The value \hat\gamma in (5) is claimed as the prior information on the parameter (line 271). Based on my understanding it plays a similar role as \lambda in [17]. Is there any particular reason to switch from L1 regularization in [17] to L1 constrained optimization here? Is that possible to provide an order for \hat\gamma? (Theorem 1 in [17], lambda can be chosen as \sqrt(log p/n), a standard order for high dimensional problem).
In all, personally, I feel like given [17], the novelty of this work seems a bit weak. The overall model is not changed that much, and the tools used for analysis also looks similar.

__ Correctness__: Seems so

__ Clarity__: The notation is a bit heavy. For example, the underline is used throughout the whole paper.

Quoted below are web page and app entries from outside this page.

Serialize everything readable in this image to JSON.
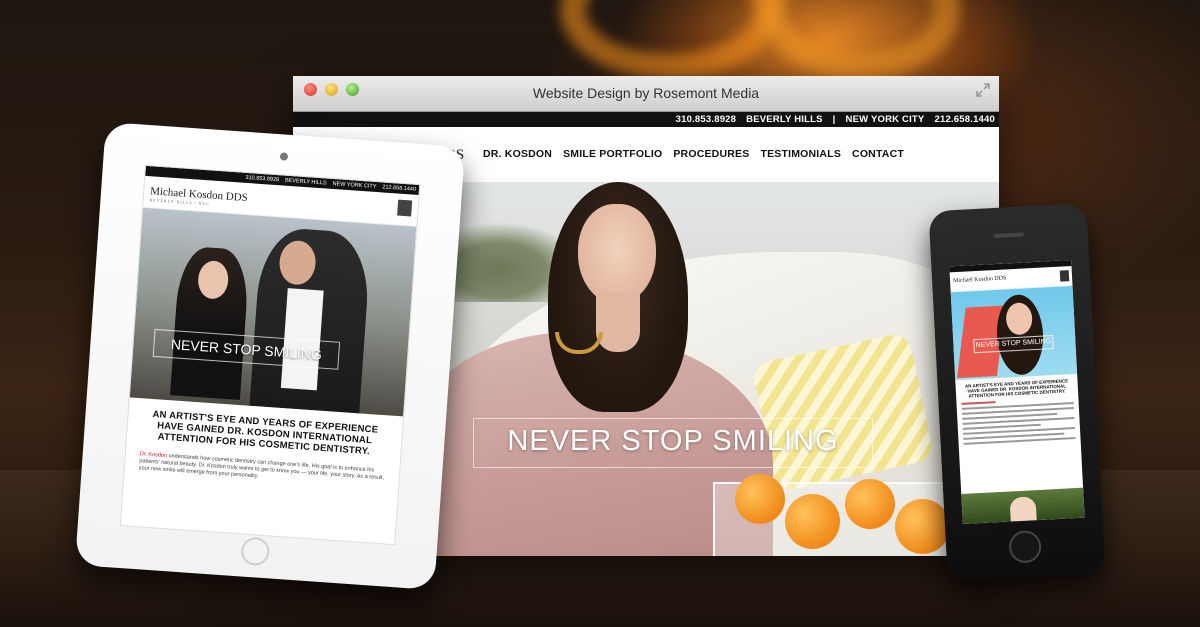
{
  "browser": {
    "window_title": "Website Design by Rosemont Media",
    "topbar": {
      "phone_bh": "310.853.8928",
      "city_bh": "BEVERLY HILLS",
      "separator": "|",
      "city_ny": "NEW YORK CITY",
      "phone_ny": "212.658.1440"
    },
    "nav": {
      "logo_fragment": "DS",
      "items": [
        "DR. KOSDON",
        "SMILE PORTFOLIO",
        "PROCEDURES",
        "TESTIMONIALS",
        "CONTACT"
      ]
    },
    "hero_title": "NEVER STOP SMILING"
  },
  "tablet": {
    "topbar": [
      "310.853.8928",
      "BEVERLY HILLS",
      "NEW YORK CITY",
      "212.658.1440"
    ],
    "logo": "Michael Kosdon DDS",
    "logo_sub": "BEVERLY HILLS | NYC",
    "hero_title": "NEVER STOP SMILING",
    "heading": "AN ARTIST'S EYE AND YEARS OF EXPERIENCE HAVE GAINED DR. KOSDON INTERNATIONAL ATTENTION FOR HIS COSMETIC DENTISTRY.",
    "paragraph_link": "Dr. Kosdon",
    "paragraph_text": "understands how cosmetic dentistry can change one's life. His goal is to enhance his patients' natural beauty. Dr. Kosdon truly wants to get to know you — your life, your story. As a result, your new smile will emerge from your personality."
  },
  "phone": {
    "logo": "Michael Kosdon DDS",
    "hero_title": "NEVER STOP SMILING",
    "heading": "AN ARTIST'S EYE AND YEARS OF EXPERIENCE HAVE GAINED DR. KOSDON INTERNATIONAL ATTENTION FOR HIS COSMETIC DENTISTRY."
  },
  "colors": {
    "accent_link": "#b22222",
    "topbar_bg": "#111111"
  }
}
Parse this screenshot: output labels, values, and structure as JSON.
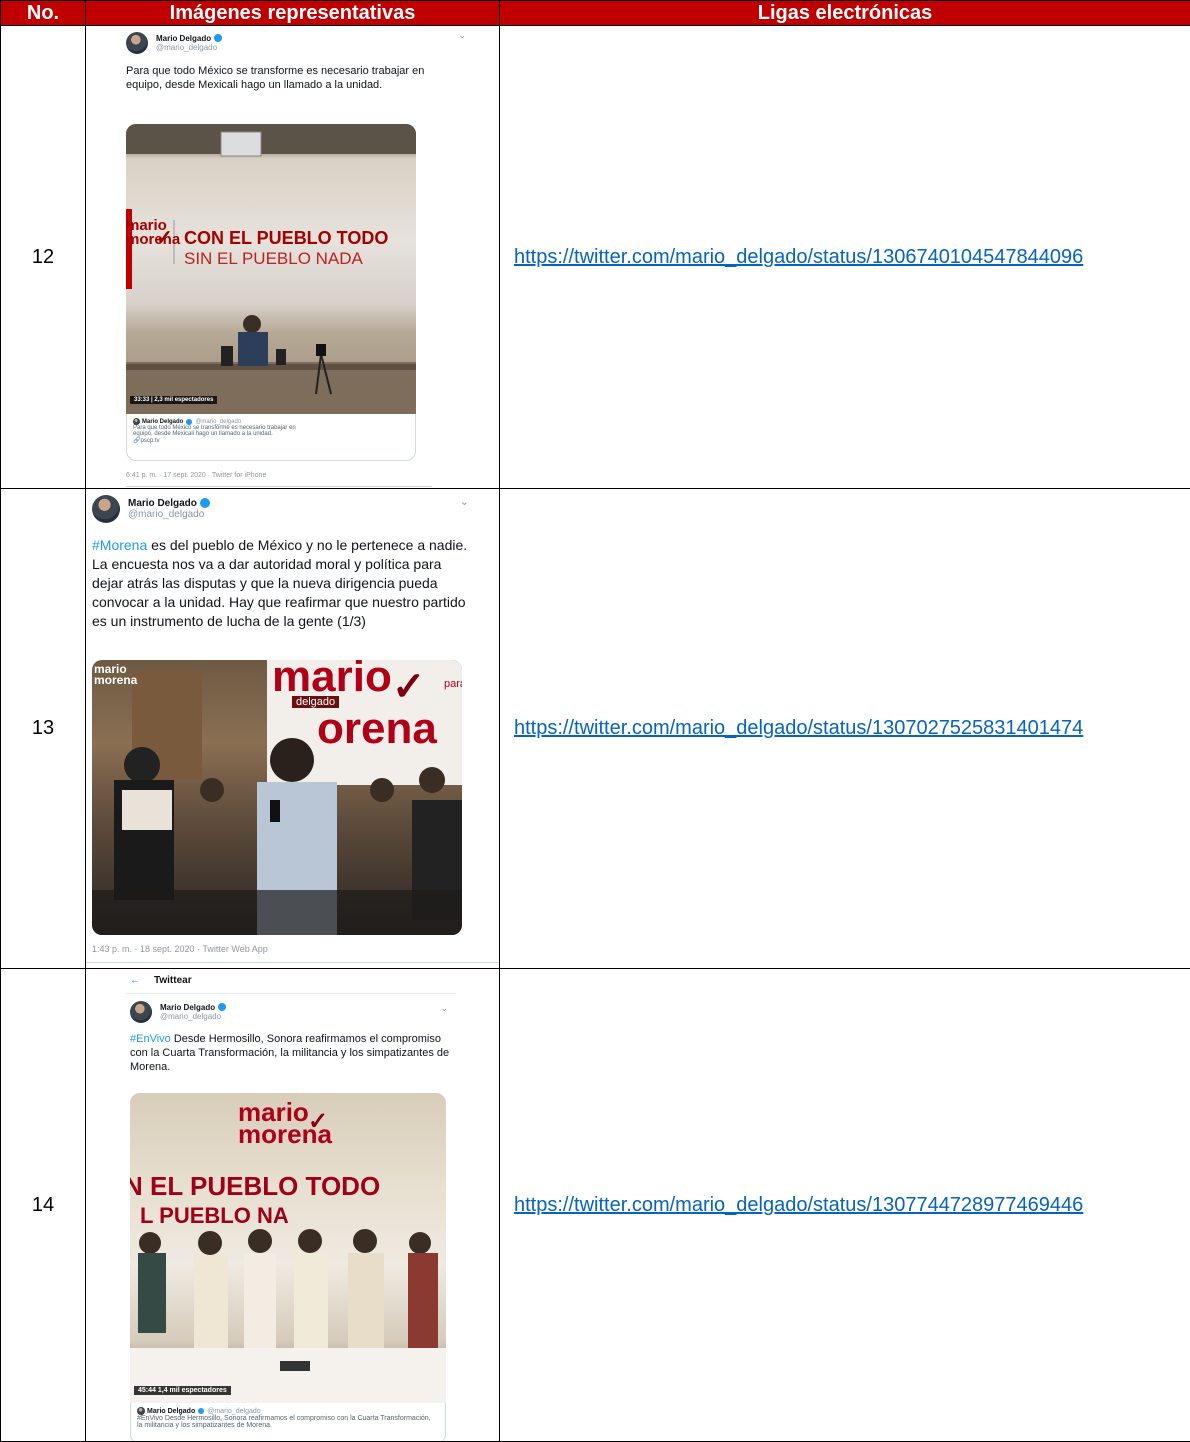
{
  "table": {
    "headers": [
      "No.",
      "Imágenes representativas",
      "Ligas electrónicas"
    ],
    "rows": [
      {
        "number": "12",
        "link": "https://twitter.com/mario_delgado/status/1306740104547844096",
        "tweet": {
          "name": "Mario Delgado",
          "handle": "@mario_delgado",
          "text": "Para que todo México se transforme es necesario trabajar en equipo, desde Mexicali hago un llamado a la unidad.",
          "banner_line1": "CON EL PUEBLO TODO",
          "banner_line2": "SIN EL PUEBLO NADA",
          "logo_top": "mario",
          "logo_bottom": "morena",
          "video_time": "33:33",
          "video_viewers": "2,3 mil espectadores",
          "card_name": "Mario Delgado",
          "card_handle": "@mario_delgado",
          "card_text": "Para que todo México se transforme es necesario trabajar en equipo, desde Mexicali hago un llamado a la unidad.",
          "card_link": "pscp.tv",
          "footer": "6:41 p. m. · 17 sept. 2020 · Twitter for iPhone"
        }
      },
      {
        "number": "13",
        "link": "https://twitter.com/mario_delgado/status/1307027525831401474",
        "tweet": {
          "name": "Mario Delgado",
          "handle": "@mario_delgado",
          "hashtag": "#Morena",
          "text": " es del pueblo de México y no le pertenece a nadie. La encuesta nos va a dar autoridad moral y política para dejar atrás las disputas y que la nueva dirigencia pueda convocar a la unidad.  Hay que reafirmar que nuestro partido es un instrumento de lucha de la gente (1/3)",
          "logo_top": "mario",
          "logo_bottom": "morena",
          "backdrop_top": "mario",
          "backdrop_bottom": "orena",
          "backdrop_small": "delgado",
          "backdrop_para": "para",
          "footer": "1:43 p. m. · 18 sept. 2020 · Twitter Web App"
        }
      },
      {
        "number": "14",
        "link": "https://twitter.com/mario_delgado/status/1307744728977469446",
        "tweet": {
          "page_title": "Twittear",
          "name": "Mario Delgado",
          "handle": "@mario_delgado",
          "hashtag": "#EnVivo",
          "text": " Desde Hermosillo, Sonora reafirmamos el compromiso con la Cuarta Transformación, la militancia y los simpatizantes de Morena.",
          "logo_top": "mario",
          "logo_bottom": "morena",
          "banner_line1": "N EL PUEBLO TODO",
          "banner_line2": "L PUEBLO NA",
          "video_time": "45:44",
          "video_viewers": "1,4 mil espectadores",
          "card_name": "Mario Delgado",
          "card_handle": "@mario_delgado",
          "card_text": "#EnVivo Desde Hermosillo, Sonora reafirmamos el compromiso con la Cuarta Transformación, la militancia y los simpatizantes de Morena."
        }
      }
    ]
  },
  "colors": {
    "header_bg": "#c00000",
    "link": "#0563c1",
    "twitter_blue": "#1d9bf0"
  }
}
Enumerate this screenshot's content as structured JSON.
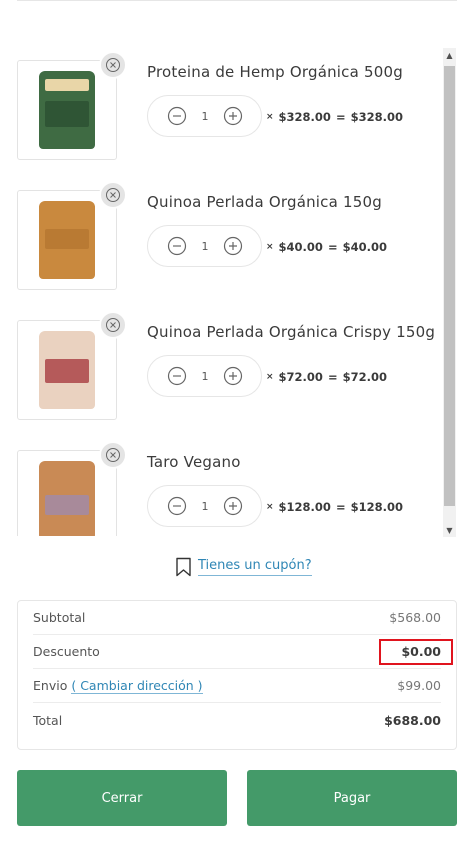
{
  "cart": {
    "items": [
      {
        "title": "Proteina de Hemp Orgánica 500g",
        "qty": "1",
        "unit_price": "$328.00",
        "equals": "=",
        "line_total": "$328.00",
        "times": "×",
        "pouch_color": "#3f6b43",
        "label_color": "#e9d6a8"
      },
      {
        "title": "Quinoa Perlada Orgánica 150g",
        "qty": "1",
        "unit_price": "$40.00",
        "equals": "=",
        "line_total": "$40.00",
        "times": "×",
        "pouch_color": "#c9893e",
        "label_color": "#c9893e"
      },
      {
        "title": "Quinoa Perlada Orgánica Crispy 150g",
        "qty": "1",
        "unit_price": "$72.00",
        "equals": "=",
        "line_total": "$72.00",
        "times": "×",
        "pouch_color": "#e8c8b4",
        "label_color": "#b55a5a"
      },
      {
        "title": "Taro Vegano",
        "qty": "1",
        "unit_price": "$128.00",
        "equals": "=",
        "line_total": "$128.00",
        "times": "×",
        "pouch_color": "#c98a55",
        "label_color": "#a88a9a"
      }
    ]
  },
  "coupon": {
    "label": "Tienes un cupón?"
  },
  "totals": {
    "subtotal_label": "Subtotal",
    "subtotal_value": "$568.00",
    "discount_label": "Descuento",
    "discount_value": "$0.00",
    "shipping_label": "Envio",
    "shipping_change": "( Cambiar dirección )",
    "shipping_value": "$99.00",
    "total_label": "Total",
    "total_value": "$688.00"
  },
  "actions": {
    "close_label": "Cerrar",
    "pay_label": "Pagar"
  },
  "colors": {
    "accent": "#449a69",
    "link": "#2f86b5",
    "highlight": "#e0141e"
  }
}
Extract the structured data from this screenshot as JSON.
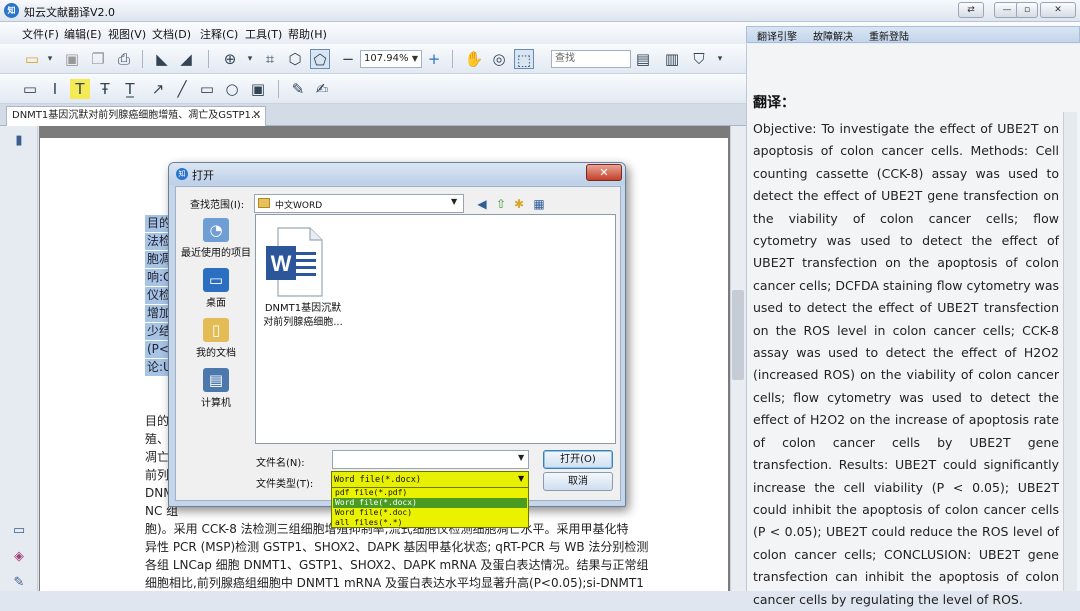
{
  "window": {
    "title": "知云文献翻译V2.0",
    "logo_text": "知",
    "controls": [
      "restore-icon",
      "minimize-icon",
      "maximize-icon",
      "close-icon"
    ]
  },
  "menu": [
    "文件(F)",
    "编辑(E)",
    "视图(V)",
    "文档(D)",
    "注释(C)",
    "工具(T)",
    "帮助(H)"
  ],
  "translation_links": [
    "翻译引擎",
    "故障解决",
    "重新登陆"
  ],
  "toolbar": {
    "zoom": "107.94%",
    "search_placeholder": "查找"
  },
  "tab": {
    "title": "DNMT1基因沉默对前列腺癌细胞增殖、凋亡及GSTP1...",
    "close": "✕"
  },
  "document": {
    "highlighted": [
      "目的",
      "法检",
      "胞凋",
      "响:C",
      "仪检",
      "增加",
      "少结",
      "(P<0",
      "论:U"
    ],
    "body": [
      "目的",
      "殖、",
      "凋亡",
      "前列",
      "DNM",
      "NC 组",
      "胞)。采用 CCK-8 法检测三组细胞增殖抑制率,流式细胞仪检测细胞凋亡水平。采用甲基化特",
      "异性 PCR (MSP)检测 GSTP1、SHOX2、DAPK 基因甲基化状态; qRT-PCR 与 WB 法分别检测",
      "各组 LNCap 细胞 DNMT1、GSTP1、SHOX2、DAPK mRNA 及蛋白表达情况。结果与正常组",
      "细胞相比,前列腺癌组细胞中 DNMT1 mRNA 及蛋白表达水平均显著升高(P<0.05);si-DNMT1"
    ]
  },
  "translation": {
    "heading": "翻译：",
    "text": "Objective: To investigate the effect of UBE2T on apoptosis of colon cancer cells. Methods: Cell counting cassette (CCK-8) assay was used to detect the effect of UBE2T gene transfection on the viability of colon cancer cells; flow cytometry was used to detect the effect of UBE2T transfection on the apoptosis of colon cancer cells; DCFDA staining flow cytometry was used to detect the effect of UBE2T transfection on the ROS level in colon cancer cells; CCK-8 assay was used to detect the effect of H2O2 (increased ROS) on the viability of colon cancer cells; flow cytometry was used to detect the effect of H2O2 on the increase of apoptosis rate of colon cancer cells by UBE2T gene transfection. Results: UBE2T could significantly increase the cell viability (P < 0.05); UBE2T could inhibit the apoptosis of colon cancer cells (P < 0.05); UBE2T could reduce the ROS level of colon cancer cells; CONCLUSION: UBE2T gene transfection can inhibit the apoptosis of colon cancer cells by regulating the level of ROS."
  },
  "dialog": {
    "title": "打开",
    "close": "✕",
    "look_in_label": "查找范围(I):",
    "look_in_value": "中文WORD",
    "places": [
      {
        "label": "最近使用的项目",
        "icon": "recent-items-icon"
      },
      {
        "label": "桌面",
        "icon": "desktop-icon"
      },
      {
        "label": "我的文档",
        "icon": "my-documents-icon"
      },
      {
        "label": "计算机",
        "icon": "computer-icon"
      }
    ],
    "file": {
      "name_line1": "DNMT1基因沉默",
      "name_line2": "对前列腺癌细胞..."
    },
    "file_name_label": "文件名(N):",
    "file_name_value": "",
    "file_type_label": "文件类型(T):",
    "file_type_value": "Word file(*.docx)",
    "file_type_options": [
      "pdf file(*.pdf)",
      "Word file(*.docx)",
      "Word file(*.doc)",
      "all files(*.*)"
    ],
    "file_type_selected_index": 1,
    "open_button": "打开(O)",
    "cancel_button": "取消"
  }
}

Is that really necessary?

__ Relation to Prior Work__: Yes

__ Reproducibility__: Yes

__ Additional Feedback__:

__ Summary and Contributions__: The paper presents a structure and parameter learning framework (and algorithm) for graphical models with discrete domains. The work builds on and generalizes an existing framework called Interaction Screening for Ising Models [Vuffray et al. NeurIPS 2016]

__ Strengths__: One main difficulty with learning undirected graphical models, for the general case, is the identifiability issue (potentials can be parameterized in infinitely many ways) coupled with combinatorial structure identification. My understanding is that the theoretical elements presented in the paper aim to constrain this issue (correct?). For example, the parameterization and structures are heavily regularized. In addition, the aim is to learn the so-called canonical form as alluded in equation (21).

__ Weaknesses__: For the general case, this approach limits the expressibility and utility of the learned model under the canonical form.
Although the goal of this paper is to advance our theoretical understanding of learning for (undirected) graphical models (which is fine) my wish (or preference) would be to see some empirical results.

__ Correctness__: They appear correct to me.

__ Clarity__: Paper is well written, but very dense.

__ Relation to Prior Work__: Yes.

__ Reproducibility__: Yes

__ Additional Feedback__: In Algorithm 1, is L an input parameter? If so would it not be difficult to tune?
There are many constraints and parameters to identify to make the learning algorithm practical. Also, the parameters in the Theorems are not self contained.
----- update after authors' response -----
I have read through the authors' feedback and reviews. My review remains unchanged.